I am in Texas, I am a Teacher, I have new friends, I have new coworkers, I have a new home, and for the longest time, I've felt as if I were in a box. I woke up every day, attempting to suffocate my soul because I wasn't sure how all this "newness" would handle my old soul.
Of course, in my suffocation attempts, I became very unhappy, or rather, I became unpassionate, which is a terrible thing to happen to someone whose fuel is simply, passion. I felt as if I let my purpose slip between my fingers. I watched my words turn into those on slide. I watched my writing become some sort of script. I let my life become a template whose design lacks any sort of me, any sort of free.
My usually silly self became disgustingly serious. My soul could always been seen in my eyes, but my smile lacked any sort of genuineness . Tonight, though, my soul cried so loudly, "please, let me out of this box, please....live."
It was then that I danced. I shut the door to my room, I found my favorite songs and I danced. it was awkward at first because I had for so long lacked life, lacked the moves that made me.

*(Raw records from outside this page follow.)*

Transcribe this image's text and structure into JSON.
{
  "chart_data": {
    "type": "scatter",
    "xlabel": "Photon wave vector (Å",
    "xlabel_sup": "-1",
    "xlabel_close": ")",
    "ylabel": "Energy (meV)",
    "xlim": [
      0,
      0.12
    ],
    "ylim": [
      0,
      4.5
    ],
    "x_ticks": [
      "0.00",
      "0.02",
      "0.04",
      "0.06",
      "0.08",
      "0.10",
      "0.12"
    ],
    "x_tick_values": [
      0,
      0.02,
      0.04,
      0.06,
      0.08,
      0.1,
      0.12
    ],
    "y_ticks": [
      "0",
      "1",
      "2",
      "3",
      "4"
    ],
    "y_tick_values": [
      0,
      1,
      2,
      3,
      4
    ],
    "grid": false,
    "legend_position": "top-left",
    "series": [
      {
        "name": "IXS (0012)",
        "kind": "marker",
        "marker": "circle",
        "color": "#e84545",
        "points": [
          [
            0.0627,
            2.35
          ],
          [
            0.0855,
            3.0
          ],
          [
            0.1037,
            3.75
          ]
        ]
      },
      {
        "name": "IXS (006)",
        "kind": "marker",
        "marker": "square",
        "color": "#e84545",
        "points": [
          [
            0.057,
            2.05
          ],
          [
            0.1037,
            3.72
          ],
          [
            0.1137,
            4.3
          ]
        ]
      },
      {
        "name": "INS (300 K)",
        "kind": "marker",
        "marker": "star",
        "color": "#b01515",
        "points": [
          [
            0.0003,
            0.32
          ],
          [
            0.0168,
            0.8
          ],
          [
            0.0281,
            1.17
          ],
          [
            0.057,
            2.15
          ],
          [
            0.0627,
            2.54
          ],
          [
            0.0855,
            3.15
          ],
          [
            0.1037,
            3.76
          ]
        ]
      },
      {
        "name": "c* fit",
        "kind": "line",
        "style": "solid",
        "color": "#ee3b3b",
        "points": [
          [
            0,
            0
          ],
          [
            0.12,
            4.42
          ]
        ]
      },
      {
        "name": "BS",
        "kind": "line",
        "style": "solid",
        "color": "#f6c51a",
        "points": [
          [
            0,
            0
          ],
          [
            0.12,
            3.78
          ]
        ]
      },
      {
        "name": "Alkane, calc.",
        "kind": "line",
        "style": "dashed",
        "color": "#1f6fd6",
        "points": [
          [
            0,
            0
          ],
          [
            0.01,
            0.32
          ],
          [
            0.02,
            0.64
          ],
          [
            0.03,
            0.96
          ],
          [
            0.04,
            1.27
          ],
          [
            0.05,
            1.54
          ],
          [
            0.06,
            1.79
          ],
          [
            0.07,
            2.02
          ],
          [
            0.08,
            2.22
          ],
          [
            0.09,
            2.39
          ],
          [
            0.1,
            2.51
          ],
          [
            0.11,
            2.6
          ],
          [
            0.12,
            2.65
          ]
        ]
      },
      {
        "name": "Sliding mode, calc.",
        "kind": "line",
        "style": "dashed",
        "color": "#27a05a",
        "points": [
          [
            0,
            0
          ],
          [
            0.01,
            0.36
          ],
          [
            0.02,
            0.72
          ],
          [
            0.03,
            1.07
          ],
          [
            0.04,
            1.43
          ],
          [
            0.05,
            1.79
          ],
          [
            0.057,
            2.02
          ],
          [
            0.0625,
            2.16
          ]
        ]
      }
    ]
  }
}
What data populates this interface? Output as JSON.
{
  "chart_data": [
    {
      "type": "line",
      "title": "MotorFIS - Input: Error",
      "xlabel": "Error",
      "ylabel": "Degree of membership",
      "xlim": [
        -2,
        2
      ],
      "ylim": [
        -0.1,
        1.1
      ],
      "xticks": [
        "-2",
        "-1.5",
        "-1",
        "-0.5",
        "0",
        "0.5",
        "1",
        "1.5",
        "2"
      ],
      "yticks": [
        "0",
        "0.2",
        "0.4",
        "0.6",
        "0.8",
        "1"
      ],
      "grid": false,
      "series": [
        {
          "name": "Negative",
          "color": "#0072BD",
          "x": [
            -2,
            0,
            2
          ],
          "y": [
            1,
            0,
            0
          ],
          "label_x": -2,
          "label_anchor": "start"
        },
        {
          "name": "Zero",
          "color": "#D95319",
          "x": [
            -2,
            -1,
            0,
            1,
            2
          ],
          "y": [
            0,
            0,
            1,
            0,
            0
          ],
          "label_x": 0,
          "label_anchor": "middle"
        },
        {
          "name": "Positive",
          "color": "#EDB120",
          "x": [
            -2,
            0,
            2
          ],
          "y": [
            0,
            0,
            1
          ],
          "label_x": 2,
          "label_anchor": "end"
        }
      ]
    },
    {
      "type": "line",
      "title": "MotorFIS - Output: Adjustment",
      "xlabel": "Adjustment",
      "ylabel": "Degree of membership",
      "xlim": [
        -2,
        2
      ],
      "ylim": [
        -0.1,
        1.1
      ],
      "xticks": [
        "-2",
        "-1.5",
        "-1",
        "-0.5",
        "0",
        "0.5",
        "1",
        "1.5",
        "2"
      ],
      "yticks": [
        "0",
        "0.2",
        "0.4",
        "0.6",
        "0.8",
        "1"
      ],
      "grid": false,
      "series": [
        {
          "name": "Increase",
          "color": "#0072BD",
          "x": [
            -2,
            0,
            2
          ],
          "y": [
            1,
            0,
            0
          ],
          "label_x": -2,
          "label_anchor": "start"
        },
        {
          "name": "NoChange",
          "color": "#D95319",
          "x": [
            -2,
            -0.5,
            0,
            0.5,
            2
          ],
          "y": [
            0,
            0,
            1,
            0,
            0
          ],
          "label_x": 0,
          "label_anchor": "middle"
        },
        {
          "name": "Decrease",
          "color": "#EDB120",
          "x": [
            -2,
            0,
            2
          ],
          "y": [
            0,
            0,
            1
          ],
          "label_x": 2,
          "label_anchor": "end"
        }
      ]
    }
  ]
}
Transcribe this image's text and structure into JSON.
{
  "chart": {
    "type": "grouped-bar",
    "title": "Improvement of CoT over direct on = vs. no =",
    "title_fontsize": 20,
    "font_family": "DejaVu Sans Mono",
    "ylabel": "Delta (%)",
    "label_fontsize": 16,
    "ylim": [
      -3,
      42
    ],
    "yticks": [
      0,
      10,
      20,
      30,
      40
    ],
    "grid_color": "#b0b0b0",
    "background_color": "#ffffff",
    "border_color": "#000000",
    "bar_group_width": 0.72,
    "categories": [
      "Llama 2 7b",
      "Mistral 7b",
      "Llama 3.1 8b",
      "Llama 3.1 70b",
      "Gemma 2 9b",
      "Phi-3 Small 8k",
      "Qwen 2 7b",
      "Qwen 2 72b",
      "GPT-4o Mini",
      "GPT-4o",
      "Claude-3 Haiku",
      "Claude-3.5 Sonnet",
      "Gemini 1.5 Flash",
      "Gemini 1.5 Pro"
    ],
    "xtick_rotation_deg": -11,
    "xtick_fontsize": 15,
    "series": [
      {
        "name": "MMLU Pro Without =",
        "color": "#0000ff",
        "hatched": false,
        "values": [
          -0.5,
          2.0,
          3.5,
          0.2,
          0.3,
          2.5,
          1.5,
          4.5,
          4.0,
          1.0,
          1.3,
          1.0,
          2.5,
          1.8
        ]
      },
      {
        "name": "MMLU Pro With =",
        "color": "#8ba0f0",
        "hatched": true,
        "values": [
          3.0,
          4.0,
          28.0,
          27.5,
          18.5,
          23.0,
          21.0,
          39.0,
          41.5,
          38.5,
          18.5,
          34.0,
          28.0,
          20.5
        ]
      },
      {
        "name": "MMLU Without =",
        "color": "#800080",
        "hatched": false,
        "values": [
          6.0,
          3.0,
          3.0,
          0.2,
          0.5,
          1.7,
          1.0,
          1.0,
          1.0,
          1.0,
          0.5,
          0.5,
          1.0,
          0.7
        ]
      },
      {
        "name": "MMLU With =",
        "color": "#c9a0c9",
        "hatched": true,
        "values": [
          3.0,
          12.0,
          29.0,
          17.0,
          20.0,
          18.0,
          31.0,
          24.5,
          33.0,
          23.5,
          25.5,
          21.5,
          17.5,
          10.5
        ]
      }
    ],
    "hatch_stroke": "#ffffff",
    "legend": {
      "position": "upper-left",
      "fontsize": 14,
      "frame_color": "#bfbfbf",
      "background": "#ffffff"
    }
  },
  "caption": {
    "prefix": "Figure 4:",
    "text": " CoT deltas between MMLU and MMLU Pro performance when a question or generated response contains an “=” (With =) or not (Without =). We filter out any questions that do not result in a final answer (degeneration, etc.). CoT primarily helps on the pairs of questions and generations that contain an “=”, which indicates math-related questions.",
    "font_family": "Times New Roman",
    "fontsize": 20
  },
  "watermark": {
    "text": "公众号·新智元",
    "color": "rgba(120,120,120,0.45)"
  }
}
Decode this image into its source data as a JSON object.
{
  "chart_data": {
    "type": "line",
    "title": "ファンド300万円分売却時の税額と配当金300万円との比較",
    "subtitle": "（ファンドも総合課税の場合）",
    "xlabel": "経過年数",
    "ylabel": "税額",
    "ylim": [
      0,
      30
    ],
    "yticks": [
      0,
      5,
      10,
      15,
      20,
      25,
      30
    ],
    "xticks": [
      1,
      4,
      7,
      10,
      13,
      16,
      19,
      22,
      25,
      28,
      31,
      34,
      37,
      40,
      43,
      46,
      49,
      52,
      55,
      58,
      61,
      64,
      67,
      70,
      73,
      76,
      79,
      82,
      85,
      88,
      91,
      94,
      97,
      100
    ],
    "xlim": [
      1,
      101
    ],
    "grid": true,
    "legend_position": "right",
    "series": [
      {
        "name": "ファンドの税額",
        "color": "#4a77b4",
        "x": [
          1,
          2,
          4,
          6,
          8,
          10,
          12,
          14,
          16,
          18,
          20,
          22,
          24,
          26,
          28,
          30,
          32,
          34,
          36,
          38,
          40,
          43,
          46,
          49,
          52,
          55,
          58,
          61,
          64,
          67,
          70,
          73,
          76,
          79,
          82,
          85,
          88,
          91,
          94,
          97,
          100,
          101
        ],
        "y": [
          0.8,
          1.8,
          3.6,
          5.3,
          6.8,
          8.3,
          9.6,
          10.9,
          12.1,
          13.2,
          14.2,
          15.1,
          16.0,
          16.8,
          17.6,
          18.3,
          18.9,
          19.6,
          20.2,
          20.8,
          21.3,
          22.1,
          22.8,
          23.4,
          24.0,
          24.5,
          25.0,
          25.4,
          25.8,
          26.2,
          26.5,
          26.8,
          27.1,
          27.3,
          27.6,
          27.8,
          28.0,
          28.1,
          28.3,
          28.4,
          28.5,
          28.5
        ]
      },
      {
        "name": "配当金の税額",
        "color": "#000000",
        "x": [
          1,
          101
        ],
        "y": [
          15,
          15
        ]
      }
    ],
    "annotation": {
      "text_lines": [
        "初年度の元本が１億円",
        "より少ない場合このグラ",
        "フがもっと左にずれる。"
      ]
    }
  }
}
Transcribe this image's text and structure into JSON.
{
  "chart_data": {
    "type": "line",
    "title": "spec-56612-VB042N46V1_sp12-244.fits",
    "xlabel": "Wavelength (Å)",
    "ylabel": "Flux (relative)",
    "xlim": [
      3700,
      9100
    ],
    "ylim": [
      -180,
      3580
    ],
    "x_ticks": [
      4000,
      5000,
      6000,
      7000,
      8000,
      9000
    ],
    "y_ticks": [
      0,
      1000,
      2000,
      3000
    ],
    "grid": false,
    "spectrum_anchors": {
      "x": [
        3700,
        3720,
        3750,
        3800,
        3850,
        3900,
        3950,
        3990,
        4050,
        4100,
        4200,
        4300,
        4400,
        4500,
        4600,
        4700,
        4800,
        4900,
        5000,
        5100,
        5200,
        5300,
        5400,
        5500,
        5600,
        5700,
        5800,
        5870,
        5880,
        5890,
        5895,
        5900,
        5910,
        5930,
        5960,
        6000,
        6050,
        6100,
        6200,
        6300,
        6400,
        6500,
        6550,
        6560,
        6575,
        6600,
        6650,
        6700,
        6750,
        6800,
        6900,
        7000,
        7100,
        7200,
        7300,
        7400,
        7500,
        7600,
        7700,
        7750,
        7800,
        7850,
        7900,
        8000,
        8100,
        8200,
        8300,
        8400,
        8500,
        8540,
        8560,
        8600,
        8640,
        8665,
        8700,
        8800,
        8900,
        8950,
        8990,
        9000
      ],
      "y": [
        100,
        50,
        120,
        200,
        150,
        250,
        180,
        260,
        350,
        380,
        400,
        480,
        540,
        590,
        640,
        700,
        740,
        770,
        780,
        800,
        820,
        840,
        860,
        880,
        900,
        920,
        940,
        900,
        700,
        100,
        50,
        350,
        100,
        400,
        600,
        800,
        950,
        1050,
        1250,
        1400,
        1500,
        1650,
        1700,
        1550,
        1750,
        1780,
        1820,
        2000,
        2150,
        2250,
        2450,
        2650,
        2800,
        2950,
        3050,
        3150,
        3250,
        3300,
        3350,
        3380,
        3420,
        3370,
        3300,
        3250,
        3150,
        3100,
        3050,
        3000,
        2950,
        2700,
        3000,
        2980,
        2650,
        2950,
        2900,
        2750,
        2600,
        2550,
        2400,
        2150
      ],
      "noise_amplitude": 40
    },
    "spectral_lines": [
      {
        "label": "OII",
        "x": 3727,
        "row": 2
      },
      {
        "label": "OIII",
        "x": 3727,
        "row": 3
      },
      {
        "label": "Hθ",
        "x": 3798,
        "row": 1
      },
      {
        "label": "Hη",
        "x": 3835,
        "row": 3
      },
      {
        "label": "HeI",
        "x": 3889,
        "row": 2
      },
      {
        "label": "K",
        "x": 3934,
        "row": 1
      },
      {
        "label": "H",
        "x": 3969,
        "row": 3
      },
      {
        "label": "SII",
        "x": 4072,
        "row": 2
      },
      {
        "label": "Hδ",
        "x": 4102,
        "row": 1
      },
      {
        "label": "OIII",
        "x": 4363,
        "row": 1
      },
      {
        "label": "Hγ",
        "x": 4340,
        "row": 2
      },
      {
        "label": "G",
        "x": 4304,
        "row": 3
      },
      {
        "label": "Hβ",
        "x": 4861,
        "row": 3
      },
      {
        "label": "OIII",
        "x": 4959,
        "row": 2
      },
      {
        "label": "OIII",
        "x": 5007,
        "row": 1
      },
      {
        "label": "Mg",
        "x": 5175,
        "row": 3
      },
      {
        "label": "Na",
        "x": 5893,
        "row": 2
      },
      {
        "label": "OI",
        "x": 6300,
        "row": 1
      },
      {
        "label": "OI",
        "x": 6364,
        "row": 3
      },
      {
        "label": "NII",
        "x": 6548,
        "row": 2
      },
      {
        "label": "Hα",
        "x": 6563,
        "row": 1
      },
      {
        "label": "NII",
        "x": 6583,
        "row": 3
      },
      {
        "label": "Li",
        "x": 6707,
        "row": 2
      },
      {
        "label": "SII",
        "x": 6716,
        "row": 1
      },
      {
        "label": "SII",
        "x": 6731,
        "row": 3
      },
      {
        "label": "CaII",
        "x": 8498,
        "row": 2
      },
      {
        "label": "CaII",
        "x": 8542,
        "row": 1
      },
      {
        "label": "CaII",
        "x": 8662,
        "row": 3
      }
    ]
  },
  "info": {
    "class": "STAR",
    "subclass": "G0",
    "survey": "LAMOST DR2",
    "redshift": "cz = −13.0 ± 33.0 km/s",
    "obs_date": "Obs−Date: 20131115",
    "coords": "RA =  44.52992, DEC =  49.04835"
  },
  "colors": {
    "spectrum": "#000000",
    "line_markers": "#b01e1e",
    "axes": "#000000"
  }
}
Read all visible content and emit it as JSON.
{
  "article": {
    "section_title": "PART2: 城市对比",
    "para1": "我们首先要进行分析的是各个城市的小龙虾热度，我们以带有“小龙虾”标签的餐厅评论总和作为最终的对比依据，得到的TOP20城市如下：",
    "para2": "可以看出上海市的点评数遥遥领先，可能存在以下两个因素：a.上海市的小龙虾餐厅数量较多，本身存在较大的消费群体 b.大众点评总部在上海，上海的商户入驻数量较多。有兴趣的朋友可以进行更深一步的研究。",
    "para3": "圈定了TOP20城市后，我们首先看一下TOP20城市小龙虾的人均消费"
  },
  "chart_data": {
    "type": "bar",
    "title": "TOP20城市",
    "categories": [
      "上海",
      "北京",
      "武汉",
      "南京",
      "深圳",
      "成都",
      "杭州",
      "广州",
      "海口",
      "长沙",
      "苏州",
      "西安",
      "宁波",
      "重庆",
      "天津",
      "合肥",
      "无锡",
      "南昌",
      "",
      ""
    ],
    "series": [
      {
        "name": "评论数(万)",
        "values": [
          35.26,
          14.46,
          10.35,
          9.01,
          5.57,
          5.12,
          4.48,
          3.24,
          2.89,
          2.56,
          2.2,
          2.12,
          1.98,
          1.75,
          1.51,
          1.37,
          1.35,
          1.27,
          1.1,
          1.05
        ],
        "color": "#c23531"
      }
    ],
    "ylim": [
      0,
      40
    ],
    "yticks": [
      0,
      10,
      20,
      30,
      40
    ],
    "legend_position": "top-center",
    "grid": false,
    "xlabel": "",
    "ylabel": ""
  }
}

But, after 11 seconds, I was dancing and I was free. I moved as if no one was watching and even when my cheap computer couldn't keep up with the music stream, I danced. Soon, I was looking at myself in the shadows and thanking the good Universe that I hadn't left entirely. I was, for the first time in a long time, so happy to see myself move, so in control of every single motion while not taking the freedom out of any single motion.
Everything around me is new, but my soul is the same, and my god, my soul loves to dance.
My most beautiful friend. I am very happy you're writing again. I can watch your dance. My heart is dancing right now to your dance, to your freedom that has returned. Please continue to dance and sing. The soul is here to rejoice in this moment. I love you my precious friend.